Go to the cluster details page in the ACK console and choose Applications > Helm in the left-side navigation pane.
Check whether ack-arms-prometheus is displayed on the Helm page.
ack-arms-prometheus is displayed on the Helm page
If ack-arms-prometheus is displayed on the Helm page, delete ack-arms-prometheus on the Helm page and then install ack-arms-prometheus from the Add-ons page. For more information about how to install ack-arms-prometheus, see Manage components.
ack-arms-prometheus is not displayed on the Helm page
If ack-arms-prometheus is not displayed on the Helm page, perform the following operations:
If ack-arms-prometheus is not displayed on the Helm page, it indicates that residual data exists after ack-arms-prometheus is deleted. You must manually delete the residual data. For more information about how to delete the residual data related to ack-arms-prometheus, see Managed Service for Prometheus FAQ.
Install ack-arms-prometheus on the Add-ons page. For more information about how to install ack-arms-prometheus, see Manage components.
If the issue persists, submit a ticket.
Check whether errors are reported in the log of ack-arms-prometheus.
Log on to the ACK console. In the left-side navigation pane, click Clusters.
On the Clusters page, find the cluster that you want to manage and click its name. In the left-side pane, choose
.In the upper part of the Deployments page, set Namespace to arms-prom and then click arms-prometheus-ack-arms-prometheus.

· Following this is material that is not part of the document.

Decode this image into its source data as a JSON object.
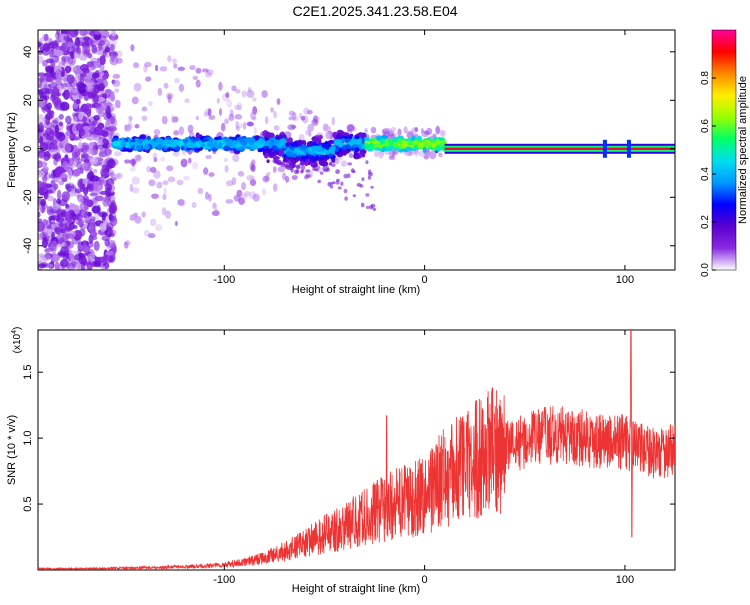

Click the Logs tab and check whether errors are reported in the log.
If errors are reported in the log, submit a ticket.
Check whether installation errors are reported by the Prometheus agent.
Log on to the ARMS console.
In the top navigation bar, select the region where your cluster is deployed.
In the left-side navigation pane, click Managed Service for Prometheus. On the Managed Service for Prometheus page, click the name of your cluster.
In the left-side navigation pane, click Settings. On the page that appears, click the Settings tab.
On the Settings tab, you can view the health check result. If errors are reported in the health check result, submit a ticket.